Fed lifts rates, boosts forecast to four hikes this year
WASHINGTON – The economy is revving up and so the Federal Reserve is stepping up its plan to move interest rates closer to normal.
As anticipated, the Fed raised its benchmark short-term interest rate Wednesday but it also upgraded its forecast from a total of three increases this year to four amid an improving economy, falling unemployment and slightly stronger inflation.
The move is expected to cascade through the economy, in particular nudging up rates for variable-rate consumer loans such as credit cards and adjustable-rate mortgages.
It’s also likely to push up bank savings rates for Americans, especially seniors, who are finally realizing higher returns on CDs, bonds and other fixed-income assets after years of meager yields.
“The main takeaway is the economy is doing very well,” Fed Chairman Jerome Powell said at a news conference. “Most people who want to find jobs are finding them.”
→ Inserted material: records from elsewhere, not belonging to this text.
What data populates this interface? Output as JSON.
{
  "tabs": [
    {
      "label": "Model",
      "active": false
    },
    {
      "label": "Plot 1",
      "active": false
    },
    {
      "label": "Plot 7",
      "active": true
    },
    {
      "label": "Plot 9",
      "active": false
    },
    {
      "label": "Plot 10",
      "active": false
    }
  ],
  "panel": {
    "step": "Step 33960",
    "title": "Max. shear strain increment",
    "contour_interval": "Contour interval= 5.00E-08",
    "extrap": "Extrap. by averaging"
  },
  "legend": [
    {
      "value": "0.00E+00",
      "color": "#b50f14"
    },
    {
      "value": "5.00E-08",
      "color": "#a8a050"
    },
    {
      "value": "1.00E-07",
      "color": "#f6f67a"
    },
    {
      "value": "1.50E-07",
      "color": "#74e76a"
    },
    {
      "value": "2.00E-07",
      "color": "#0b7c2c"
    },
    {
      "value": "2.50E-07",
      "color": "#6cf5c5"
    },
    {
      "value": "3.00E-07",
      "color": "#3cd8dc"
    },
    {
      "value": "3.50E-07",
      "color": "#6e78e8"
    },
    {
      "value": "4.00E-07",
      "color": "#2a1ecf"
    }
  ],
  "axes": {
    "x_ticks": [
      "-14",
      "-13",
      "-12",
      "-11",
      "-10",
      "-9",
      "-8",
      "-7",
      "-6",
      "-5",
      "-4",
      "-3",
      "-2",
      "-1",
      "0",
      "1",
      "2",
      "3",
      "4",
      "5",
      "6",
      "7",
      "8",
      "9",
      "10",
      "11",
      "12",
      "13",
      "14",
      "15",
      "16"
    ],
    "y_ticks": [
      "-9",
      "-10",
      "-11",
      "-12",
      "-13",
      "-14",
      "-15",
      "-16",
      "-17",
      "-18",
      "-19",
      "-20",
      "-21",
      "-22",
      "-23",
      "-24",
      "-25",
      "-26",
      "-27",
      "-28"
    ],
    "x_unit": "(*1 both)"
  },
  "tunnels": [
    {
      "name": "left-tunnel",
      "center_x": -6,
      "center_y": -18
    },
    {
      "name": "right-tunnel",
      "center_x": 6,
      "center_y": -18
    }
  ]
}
The central bank lifted its federal fund rate – what banks charge each other for overnight loans – by a quarter percentage point to a range of 1.75 to 2 percent. That’s within shouting distance of its longer-run forecast of 2.9 percent. It’s the second rate increase this year and the seventh since the Fed began bumping up rates amid an improving economy in late 2015.
For years after the Great Recession of 2007-09, the Fed kept its key rate near zero to stimulate growth.
In perhaps a telling sign, the Fed removed its previous assertion that its key rate “is likely to remain, for some time, below levels that are expected to prevail in the longer run.” That suggests the Fed could push up rates more rapidly. Powell, however, said it simply means rates are getting closer to normal levels.
How fast rates will rise
The big question ahead of Wednesday’s meeting was whether the Fed
would keep its forecast for three quarter-point increases this year or bump it up to four. It raised it to four but maintained its projection of three more increases in 2019.
The Fed expects its key rate to rise to 2.4 percent at the end of the year, up from its previous estimate of 2.1 percent, reckoning unemployment will fall a bit faster than it previously thought and inflation will kick up a bit more, according to its median forecast. Eight of 15 officials now expect four increases, up from seven in March and that one addition to the four-increase camp was enough to move up the median.
It now expects the rate will be 3.1 percent at the end of 2019, up from its previous projection of 2.9 percent.
The Fed predicts the economy will grow 2.8 percent this year, up from its March forecast of 2.7 percent, and it maintained its 2.4 percent estimate for 2019.
“Economic activity has been rising and a solid rate,” the Fed said in a statement after a two-day meeting. The economy grew at a 2.2 percent annual rate in the first quarter, in line with its modest average throughout the nine-year-old economic expansion. But growth is expected to pick up to about 4 percent in the current quarter and average close to 3 percent this year.
While the federal tax cuts and spending increases are goosing the economy, the Trump administration’s widening trade standoffs with other nations could slow growth by next year if proposed tariffs and titfor-tat responses are carried through, economists say.
The Fed estimates the 3.8 percent unemployment rate will fall to 3.6 percent by the end of the year and 3.5 percent by the end of 2019, below its March forecast of 3.6 percent. “Job gains have been strong, on average, in recent months, and the unemployment rate has declined,” the statement said.
Employers have added a solid average of 179,000 jobs a month since the Fed last met in mid-March and unemployment has fallen to an 18-year low of 3.8 percent. That could spur faster wage gains and inflation as business compete more intensely for fewer available workers.